GCLS also planned, administered, and hosted the biennial Distance Library Services Conference from 1982 to 2018. The conference was an opportunity for librarians to discuss and champion the practice of distance librarianship. Conference proceedings are published and openly available to all interested researchers.

== Collections ==
The CMU Libraries' collections include print books, e-books, print and electronic journals, multimedia, microform, musical recordings, and government documents. The library has been a selective government documents depository since 1958. Most of the library's collections are available for checkout to individuals affiliated with the university, as well as being available for interlibrary loan to other institutions.

The Libraries also offers the Betty A. McDonald Children's Literature Collection, which consists of more than 25,000 picture books, fiction, and nonfiction books for children and young adults. Many of the collection's books have been awarded prestigious children’s literature prizes such as the Caldecott, Newbery, and Coretta Scott King awards.

The library's special collections and archival materials are housed in the Clarke Historical Library.

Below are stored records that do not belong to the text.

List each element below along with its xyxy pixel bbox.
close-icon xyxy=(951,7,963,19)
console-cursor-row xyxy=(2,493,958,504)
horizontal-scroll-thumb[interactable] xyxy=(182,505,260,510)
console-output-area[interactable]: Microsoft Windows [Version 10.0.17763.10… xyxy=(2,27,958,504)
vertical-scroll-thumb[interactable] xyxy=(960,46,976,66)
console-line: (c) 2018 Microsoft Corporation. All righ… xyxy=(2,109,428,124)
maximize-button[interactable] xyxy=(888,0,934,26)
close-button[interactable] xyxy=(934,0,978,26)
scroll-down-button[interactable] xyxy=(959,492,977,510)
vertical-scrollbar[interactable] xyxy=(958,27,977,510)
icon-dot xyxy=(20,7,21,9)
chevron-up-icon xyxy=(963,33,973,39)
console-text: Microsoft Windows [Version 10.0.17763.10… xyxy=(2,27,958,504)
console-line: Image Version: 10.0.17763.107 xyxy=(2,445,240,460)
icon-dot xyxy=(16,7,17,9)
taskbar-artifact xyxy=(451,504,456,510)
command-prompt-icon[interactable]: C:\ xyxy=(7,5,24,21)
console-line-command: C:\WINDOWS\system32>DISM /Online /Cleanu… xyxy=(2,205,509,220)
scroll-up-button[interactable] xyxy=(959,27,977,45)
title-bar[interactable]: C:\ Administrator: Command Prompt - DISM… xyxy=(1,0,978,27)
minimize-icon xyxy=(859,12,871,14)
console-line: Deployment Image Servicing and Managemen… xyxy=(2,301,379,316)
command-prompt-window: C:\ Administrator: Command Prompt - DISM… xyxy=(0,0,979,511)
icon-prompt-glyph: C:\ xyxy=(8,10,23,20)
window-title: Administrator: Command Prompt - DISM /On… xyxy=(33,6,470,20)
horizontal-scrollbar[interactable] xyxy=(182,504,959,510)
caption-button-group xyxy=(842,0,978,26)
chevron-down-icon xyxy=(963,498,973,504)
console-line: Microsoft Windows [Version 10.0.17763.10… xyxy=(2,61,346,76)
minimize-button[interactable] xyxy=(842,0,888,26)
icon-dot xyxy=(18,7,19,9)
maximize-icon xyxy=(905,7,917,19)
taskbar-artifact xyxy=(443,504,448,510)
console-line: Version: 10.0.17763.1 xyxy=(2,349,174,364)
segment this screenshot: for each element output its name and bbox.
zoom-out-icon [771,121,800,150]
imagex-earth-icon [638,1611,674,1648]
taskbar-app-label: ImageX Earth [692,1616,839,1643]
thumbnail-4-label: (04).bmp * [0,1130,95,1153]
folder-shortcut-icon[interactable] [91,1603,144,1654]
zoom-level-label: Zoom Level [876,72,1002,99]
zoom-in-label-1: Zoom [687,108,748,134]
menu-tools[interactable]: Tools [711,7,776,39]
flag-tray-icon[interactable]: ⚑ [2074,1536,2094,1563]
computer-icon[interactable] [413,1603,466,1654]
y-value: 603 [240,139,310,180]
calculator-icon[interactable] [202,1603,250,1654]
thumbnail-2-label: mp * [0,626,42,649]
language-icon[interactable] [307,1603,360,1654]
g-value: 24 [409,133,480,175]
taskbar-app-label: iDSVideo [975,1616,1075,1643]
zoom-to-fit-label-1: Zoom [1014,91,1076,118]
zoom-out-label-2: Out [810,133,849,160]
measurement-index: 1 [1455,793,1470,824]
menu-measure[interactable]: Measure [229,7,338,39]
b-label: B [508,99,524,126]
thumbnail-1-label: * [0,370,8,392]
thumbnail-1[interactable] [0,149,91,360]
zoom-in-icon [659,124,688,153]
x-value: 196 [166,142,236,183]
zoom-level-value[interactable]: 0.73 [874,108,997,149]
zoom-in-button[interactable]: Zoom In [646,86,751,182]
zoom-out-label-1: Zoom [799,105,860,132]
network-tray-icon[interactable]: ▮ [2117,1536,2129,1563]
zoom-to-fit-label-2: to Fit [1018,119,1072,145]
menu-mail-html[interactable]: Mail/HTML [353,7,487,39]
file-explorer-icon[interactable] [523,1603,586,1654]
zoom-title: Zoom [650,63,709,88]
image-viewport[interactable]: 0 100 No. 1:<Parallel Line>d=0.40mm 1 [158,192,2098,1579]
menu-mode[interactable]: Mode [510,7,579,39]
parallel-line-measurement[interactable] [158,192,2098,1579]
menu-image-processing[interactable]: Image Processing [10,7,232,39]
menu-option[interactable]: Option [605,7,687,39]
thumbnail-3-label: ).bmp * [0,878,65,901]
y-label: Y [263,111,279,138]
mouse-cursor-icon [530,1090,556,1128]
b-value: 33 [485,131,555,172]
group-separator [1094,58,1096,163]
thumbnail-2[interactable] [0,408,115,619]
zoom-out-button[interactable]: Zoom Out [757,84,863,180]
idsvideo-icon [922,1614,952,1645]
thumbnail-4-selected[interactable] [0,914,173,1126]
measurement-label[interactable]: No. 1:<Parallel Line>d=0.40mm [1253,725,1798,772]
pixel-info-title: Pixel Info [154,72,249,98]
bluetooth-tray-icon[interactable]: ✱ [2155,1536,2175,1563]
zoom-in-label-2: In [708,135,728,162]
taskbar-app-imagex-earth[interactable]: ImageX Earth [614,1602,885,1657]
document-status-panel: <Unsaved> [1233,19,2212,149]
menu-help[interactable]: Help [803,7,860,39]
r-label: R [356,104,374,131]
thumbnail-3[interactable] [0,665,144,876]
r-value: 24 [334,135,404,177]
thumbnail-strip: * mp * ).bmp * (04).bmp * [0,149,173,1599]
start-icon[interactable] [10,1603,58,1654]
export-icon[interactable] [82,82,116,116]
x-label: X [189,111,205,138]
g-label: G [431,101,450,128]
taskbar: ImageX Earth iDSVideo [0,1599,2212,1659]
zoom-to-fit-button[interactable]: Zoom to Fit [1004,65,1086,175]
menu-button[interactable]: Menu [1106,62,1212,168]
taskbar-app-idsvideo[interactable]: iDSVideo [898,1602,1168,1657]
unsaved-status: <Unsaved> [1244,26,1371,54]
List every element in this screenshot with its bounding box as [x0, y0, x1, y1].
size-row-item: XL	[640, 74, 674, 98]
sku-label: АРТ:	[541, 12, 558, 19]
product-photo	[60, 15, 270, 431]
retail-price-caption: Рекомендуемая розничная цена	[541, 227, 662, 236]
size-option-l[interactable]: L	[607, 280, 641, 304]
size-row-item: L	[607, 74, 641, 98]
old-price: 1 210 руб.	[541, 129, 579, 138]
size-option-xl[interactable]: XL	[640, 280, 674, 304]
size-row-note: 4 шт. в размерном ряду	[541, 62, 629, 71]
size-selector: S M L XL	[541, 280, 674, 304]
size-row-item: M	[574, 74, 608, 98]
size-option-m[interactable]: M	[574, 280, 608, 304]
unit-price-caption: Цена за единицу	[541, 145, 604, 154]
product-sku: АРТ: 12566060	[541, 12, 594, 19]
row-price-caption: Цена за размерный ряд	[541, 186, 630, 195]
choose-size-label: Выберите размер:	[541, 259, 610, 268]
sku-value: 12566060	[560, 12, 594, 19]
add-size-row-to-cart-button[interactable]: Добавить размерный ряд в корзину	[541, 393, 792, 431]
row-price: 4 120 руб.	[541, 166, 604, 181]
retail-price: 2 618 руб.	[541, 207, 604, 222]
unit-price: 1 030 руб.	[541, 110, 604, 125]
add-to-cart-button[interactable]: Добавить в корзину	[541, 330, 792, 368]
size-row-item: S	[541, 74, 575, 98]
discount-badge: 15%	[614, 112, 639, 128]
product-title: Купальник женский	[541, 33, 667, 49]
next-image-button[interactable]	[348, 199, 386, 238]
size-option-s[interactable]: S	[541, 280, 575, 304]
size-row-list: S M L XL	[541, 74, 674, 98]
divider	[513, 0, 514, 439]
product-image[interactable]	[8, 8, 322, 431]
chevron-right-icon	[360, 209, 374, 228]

== Clarke Historical Library ==
The Clarke Historical Library is home to CMU’s distinctive, historical special collections that document many aspects of life in Michigan and the Old Northwest Territory. The Clarke has also developed several other special collections, including the Lucile Clarke Memorial Children’s Library, one of the finest collections of children’s literature in the country; a large collection of Native American material documenting the Anishinaabe people; and the Central Michigan University archives. CMU students, faculty, and staff, as well as outside scholars and community members, are welcome to use the Clarke’s collections and services. The Clarke offers an array of services including walk-in assistance, research appointments, and research copies by request, and we welcome partnering with faculty on planning assignments and teaching with the Clarke’s materials. Among the Clarke’s signature programs is microfilming and digitizing historical Michigan newspapers and making them openly accessible online through the Digital Michigan Newspaper Database. Because of the rarity of the physical collections, they are consulted only in the Clarke’s reading room.

==Michigan Historical Review==

The Michigan Historical Review is a peer-reviewed, academic journal of Michigan history that was published semiannually by the Clarke Historical Library and the History Department at Central Michigan University between 1974 and 2021. It is currently published by the Historical Society of Michigan.